Lightning Creek on the Idaho Panhandle National Forest
In North Idaho, the sprawling Idaho Panhandle National Forest features phenomenal fishing, spectacular wilderness, and pristine water. Idaho’s Lightning Creek collects water from the sharp peaks of the glacially sculpted Cabinet Mountains, said to be one of the wildest mountain ranges in the lower 48. The wettest area in Idaho, Lightning Creek receives an average of 90 inches of precipitation a year. Floods are a common occurrence in the watershed due to the steep slopes and amount of snow and rain.
In 2006, devastating flooding severely damaged access to popular trails, wildlife habitat, and the overall health of the watershed. Past logging practices exacerbated effects from the flooding, leading to loss of aquatic and riparian habitats throughout the lower watershed. The decline of whitebark pine and high road densities threatens wildlife security, particularly for grizzly bears, and user-created trails have damaged the natural vegetation.
Together with local partners and the Forest Service, we have completed surveys for whitebark pine restoration - an important food for grizzly bears and Clark's nutcracker. We have invested in culvert repair, conversion of a road into a trail to reduce sedimentation, and the addition of large woody debris to Lightning Creek to support high-quality fish habitat.
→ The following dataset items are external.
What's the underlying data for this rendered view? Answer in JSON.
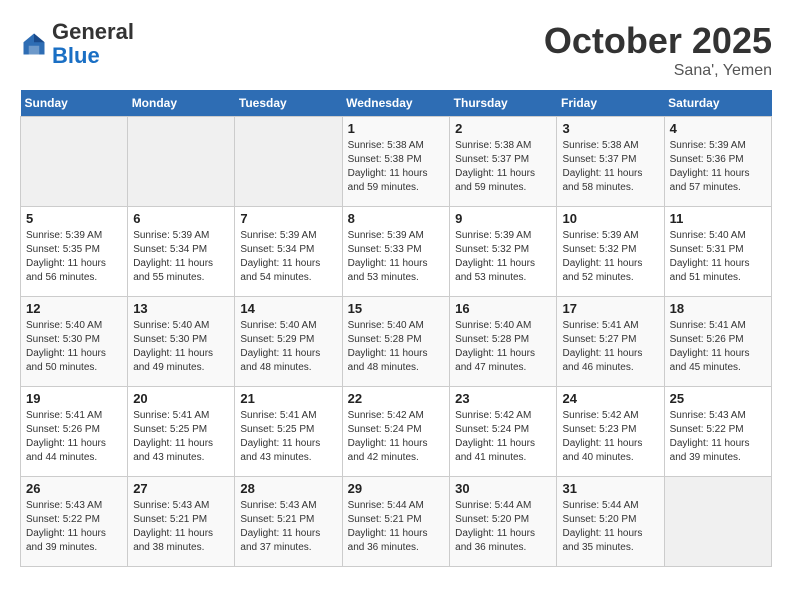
{
  "header": {
    "logo_general": "General",
    "logo_blue": "Blue",
    "month_title": "October 2025",
    "location": "Sana', Yemen"
  },
  "days_of_week": [
    "Sunday",
    "Monday",
    "Tuesday",
    "Wednesday",
    "Thursday",
    "Friday",
    "Saturday"
  ],
  "weeks": [
    [
      {
        "day": "",
        "sunrise": "",
        "sunset": "",
        "daylight": ""
      },
      {
        "day": "",
        "sunrise": "",
        "sunset": "",
        "daylight": ""
      },
      {
        "day": "",
        "sunrise": "",
        "sunset": "",
        "daylight": ""
      },
      {
        "day": "1",
        "sunrise": "Sunrise: 5:38 AM",
        "sunset": "Sunset: 5:38 PM",
        "daylight": "Daylight: 11 hours and 59 minutes."
      },
      {
        "day": "2",
        "sunrise": "Sunrise: 5:38 AM",
        "sunset": "Sunset: 5:37 PM",
        "daylight": "Daylight: 11 hours and 59 minutes."
      },
      {
        "day": "3",
        "sunrise": "Sunrise: 5:38 AM",
        "sunset": "Sunset: 5:37 PM",
        "daylight": "Daylight: 11 hours and 58 minutes."
      },
      {
        "day": "4",
        "sunrise": "Sunrise: 5:39 AM",
        "sunset": "Sunset: 5:36 PM",
        "daylight": "Daylight: 11 hours and 57 minutes."
      }
    ],
    [
      {
        "day": "5",
        "sunrise": "Sunrise: 5:39 AM",
        "sunset": "Sunset: 5:35 PM",
        "daylight": "Daylight: 11 hours and 56 minutes."
      },
      {
        "day": "6",
        "sunrise": "Sunrise: 5:39 AM",
        "sunset": "Sunset: 5:34 PM",
        "daylight": "Daylight: 11 hours and 55 minutes."
      },
      {
        "day": "7",
        "sunrise": "Sunrise: 5:39 AM",
        "sunset": "Sunset: 5:34 PM",
        "daylight": "Daylight: 11 hours and 54 minutes."
      },
      {
        "day": "8",
        "sunrise": "Sunrise: 5:39 AM",
        "sunset": "Sunset: 5:33 PM",
        "daylight": "Daylight: 11 hours and 53 minutes."
      },
      {
        "day": "9",
        "sunrise": "Sunrise: 5:39 AM",
        "sunset": "Sunset: 5:32 PM",
        "daylight": "Daylight: 11 hours and 53 minutes."
      },
      {
        "day": "10",
        "sunrise": "Sunrise: 5:39 AM",
        "sunset": "Sunset: 5:32 PM",
        "daylight": "Daylight: 11 hours and 52 minutes."
      },
      {
        "day": "11",
        "sunrise": "Sunrise: 5:40 AM",
        "sunset": "Sunset: 5:31 PM",
        "daylight": "Daylight: 11 hours and 51 minutes."
      }
    ],
    [
      {
        "day": "12",
        "sunrise": "Sunrise: 5:40 AM",
        "sunset": "Sunset: 5:30 PM",
        "daylight": "Daylight: 11 hours and 50 minutes."
      },
      {
        "day": "13",
        "sunrise": "Sunrise: 5:40 AM",
        "sunset": "Sunset: 5:30 PM",
        "daylight": "Daylight: 11 hours and 49 minutes."
      },
      {
        "day": "14",
        "sunrise": "Sunrise: 5:40 AM",
        "sunset": "Sunset: 5:29 PM",
        "daylight": "Daylight: 11 hours and 48 minutes."
      },
      {
        "day": "15",
        "sunrise": "Sunrise: 5:40 AM",
        "sunset": "Sunset: 5:28 PM",
        "daylight": "Daylight: 11 hours and 48 minutes."
      },
      {
        "day": "16",
        "sunrise": "Sunrise: 5:40 AM",
        "sunset": "Sunset: 5:28 PM",
        "daylight": "Daylight: 11 hours and 47 minutes."
      },
      {
        "day": "17",
        "sunrise": "Sunrise: 5:41 AM",
        "sunset": "Sunset: 5:27 PM",
        "daylight": "Daylight: 11 hours and 46 minutes."
      },
      {
        "day": "18",
        "sunrise": "Sunrise: 5:41 AM",
        "sunset": "Sunset: 5:26 PM",
        "daylight": "Daylight: 11 hours and 45 minutes."
      }
    ],
    [
      {
        "day": "19",
        "sunrise": "Sunrise: 5:41 AM",
        "sunset": "Sunset: 5:26 PM",
        "daylight": "Daylight: 11 hours and 44 minutes."
      },
      {
        "day": "20",
        "sunrise": "Sunrise: 5:41 AM",
        "sunset": "Sunset: 5:25 PM",
        "daylight": "Daylight: 11 hours and 43 minutes."
      },
      {
        "day": "21",
        "sunrise": "Sunrise: 5:41 AM",
        "sunset": "Sunset: 5:25 PM",
        "daylight": "Daylight: 11 hours and 43 minutes."
      },
      {
        "day": "22",
        "sunrise": "Sunrise: 5:42 AM",
        "sunset": "Sunset: 5:24 PM",
        "daylight": "Daylight: 11 hours and 42 minutes."
      },
      {
        "day": "23",
        "sunrise": "Sunrise: 5:42 AM",
        "sunset": "Sunset: 5:24 PM",
        "daylight": "Daylight: 11 hours and 41 minutes."
      },
      {
        "day": "24",
        "sunrise": "Sunrise: 5:42 AM",
        "sunset": "Sunset: 5:23 PM",
        "daylight": "Daylight: 11 hours and 40 minutes."
      },
      {
        "day": "25",
        "sunrise": "Sunrise: 5:43 AM",
        "sunset": "Sunset: 5:22 PM",
        "daylight": "Daylight: 11 hours and 39 minutes."
      }
    ],
    [
      {
        "day": "26",
        "sunrise": "Sunrise: 5:43 AM",
        "sunset": "Sunset: 5:22 PM",
        "daylight": "Daylight: 11 hours and 39 minutes."
      },
      {
        "day": "27",
        "sunrise": "Sunrise: 5:43 AM",
        "sunset": "Sunset: 5:21 PM",
        "daylight": "Daylight: 11 hours and 38 minutes."
      },
      {
        "day": "28",
        "sunrise": "Sunrise: 5:43 AM",
        "sunset": "Sunset: 5:21 PM",
        "daylight": "Daylight: 11 hours and 37 minutes."
      },
      {
        "day": "29",
        "sunrise": "Sunrise: 5:44 AM",
        "sunset": "Sunset: 5:21 PM",
        "daylight": "Daylight: 11 hours and 36 minutes."
      },
      {
        "day": "30",
        "sunrise": "Sunrise: 5:44 AM",
        "sunset": "Sunset: 5:20 PM",
        "daylight": "Daylight: 11 hours and 36 minutes."
      },
      {
        "day": "31",
        "sunrise": "Sunrise: 5:44 AM",
        "sunset": "Sunset: 5:20 PM",
        "daylight": "Daylight: 11 hours and 35 minutes."
      },
      {
        "day": "",
        "sunrise": "",
        "sunset": "",
        "daylight": ""
      }
    ]
  ]
}
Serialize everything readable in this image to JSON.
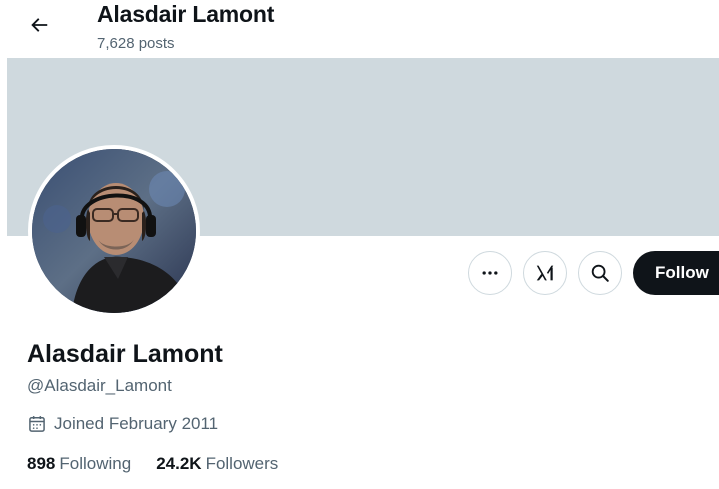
{
  "header": {
    "back_icon": "arrow-left-icon",
    "name": "Alasdair Lamont",
    "posts": "7,628 posts"
  },
  "banner": {
    "color": "#cfd9de"
  },
  "profile": {
    "display_name": "Alasdair Lamont",
    "handle": "@Alasdair_Lamont",
    "joined": "Joined February 2011",
    "joined_icon": "calendar-icon",
    "following_count": "898",
    "following_label": "Following",
    "followers_count": "24.2K",
    "followers_label": "Followers"
  },
  "actions": {
    "more_icon": "more-dots-icon",
    "grok_icon": "grok-icon",
    "search_icon": "search-icon",
    "follow_label": "Follow"
  },
  "colors": {
    "text_primary": "#0f1419",
    "text_secondary": "#536471",
    "border": "#cfd9de",
    "follow_bg": "#0f1419"
  }
}
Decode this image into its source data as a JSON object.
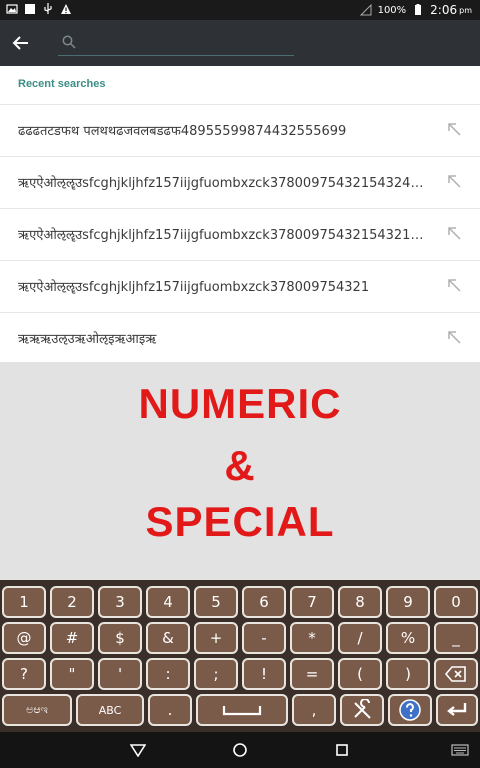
{
  "status_bar": {
    "battery": "100%",
    "time": "2:06",
    "ampm": "pm"
  },
  "search": {
    "placeholder": "",
    "value": ""
  },
  "recent": {
    "header": "Recent searches",
    "items": [
      "ढढढतटडफथ पलथथढजवलबडढफ48955599874432555699",
      "ऋएऐओऌॡउsfcghjkljhfz157iijgfuombxzck37800975432154324…",
      "ऋएऐओऌॡउsfcghjkljhfz157iijgfuombxzck37800975432154321…",
      "ऋएऐओऌॡउsfcghjkljhfz157iijgfuombxzck378009754321",
      "ऋऋऋउऌउऋओऌइऋआइऋ"
    ]
  },
  "promo": {
    "line1": "NUMERIC",
    "line2": "&",
    "line3": "SPECIAL"
  },
  "keyboard": {
    "row1": [
      "1",
      "2",
      "3",
      "4",
      "5",
      "6",
      "7",
      "8",
      "9",
      "0"
    ],
    "row2": [
      "@",
      "#",
      "$",
      "&",
      "+",
      "-",
      "*",
      "/",
      "%",
      "_"
    ],
    "row3": [
      "?",
      "\"",
      "'",
      ":",
      ";",
      "!",
      "=",
      "(",
      ")"
    ],
    "row4": {
      "lang": "ಅಆಇ",
      "abc": "ABC",
      "dot": ".",
      "comma": ","
    }
  },
  "colors": {
    "accent": "#3b8e85",
    "promo_text": "#e11919",
    "key_fill": "#7a5a48"
  }
}
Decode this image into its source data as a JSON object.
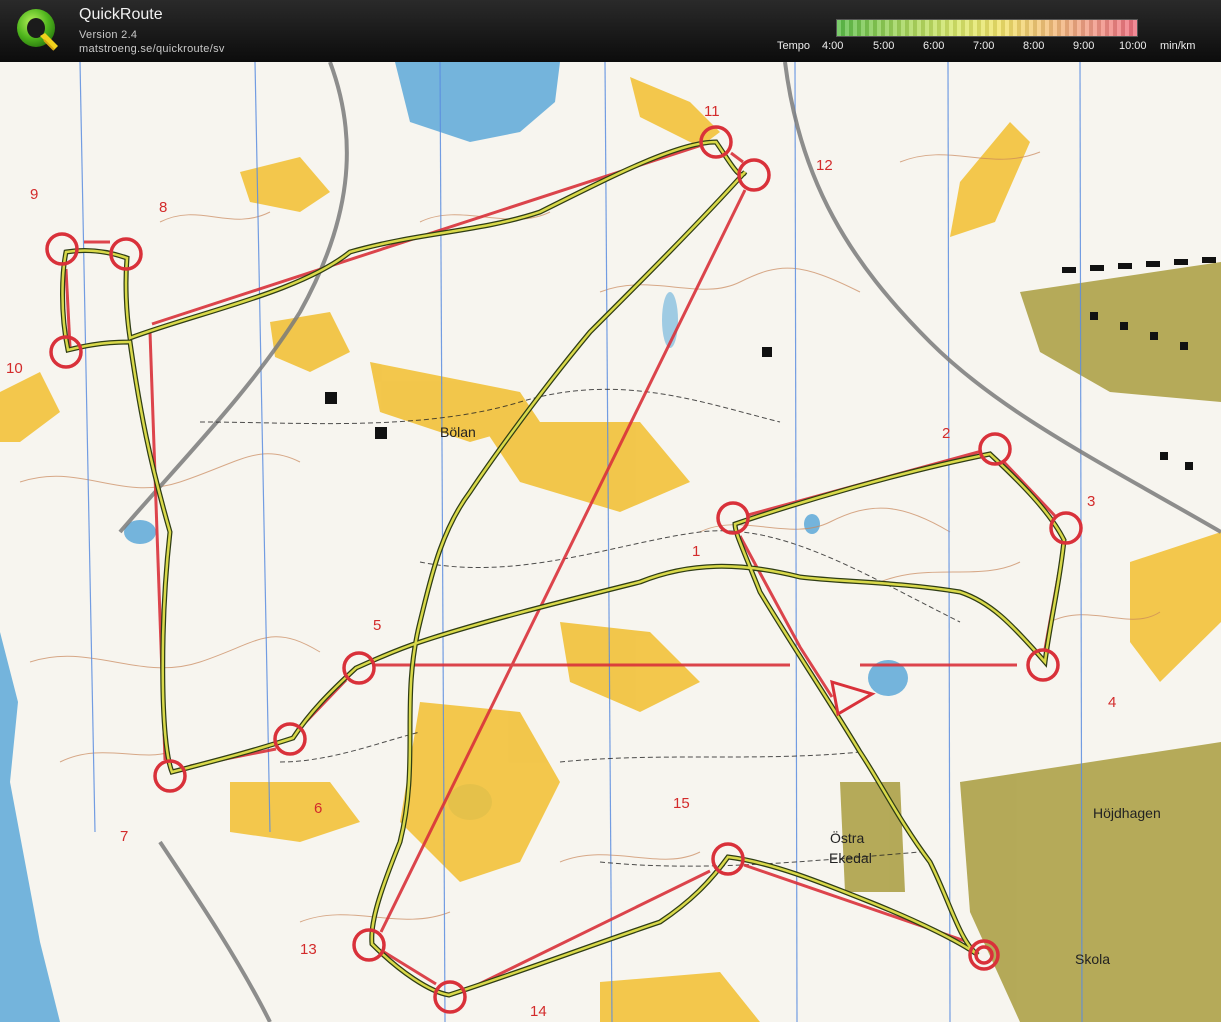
{
  "header": {
    "title": "QuickRoute",
    "version": "Version 2.4",
    "url": "matstroeng.se/quickroute/sv",
    "logo_letter": "Q",
    "logo_icon": "quickroute-logo-icon"
  },
  "legend": {
    "label": "Tempo",
    "ticks": [
      "4:00",
      "5:00",
      "6:00",
      "7:00",
      "8:00",
      "9:00",
      "10:00"
    ],
    "unit": "min/km",
    "colors": [
      "#5cbf4a",
      "#9fd45a",
      "#d9e86a",
      "#f2e36a",
      "#f4c27a",
      "#f19a86",
      "#ee6f7f"
    ]
  },
  "map": {
    "place_names": [
      "Bölan",
      "Höjdhagen",
      "Östra",
      "Ekedal",
      "Skola"
    ],
    "control_numbers": [
      "1",
      "2",
      "3",
      "4",
      "5",
      "6",
      "7",
      "8",
      "9",
      "10",
      "11",
      "12",
      "13",
      "14",
      "15"
    ],
    "colors": {
      "course": "#d9313a",
      "route": "#d9d94a",
      "route_edge": "#2f3d14",
      "paper": "#f8f6f0",
      "forest_open": "#f2c23a",
      "water": "#6fb2dc",
      "contour": "#c9875b",
      "urban": "#a89a3d"
    }
  }
}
We also surveyed and removed weeds along roads and trails. We worked with the Idaho Conservation Corps and Friends of Scotchman Peaks Wilderness to establish a new public access trailhead and repair popular hiking trails, and built a warming hut for winter recreation that was designed and constructed by architecture students at the University of Idaho. We are also facilitating the Panhandle Forest Collaborative to build local capacity for long-term stewardship and community engagement in the National Forest.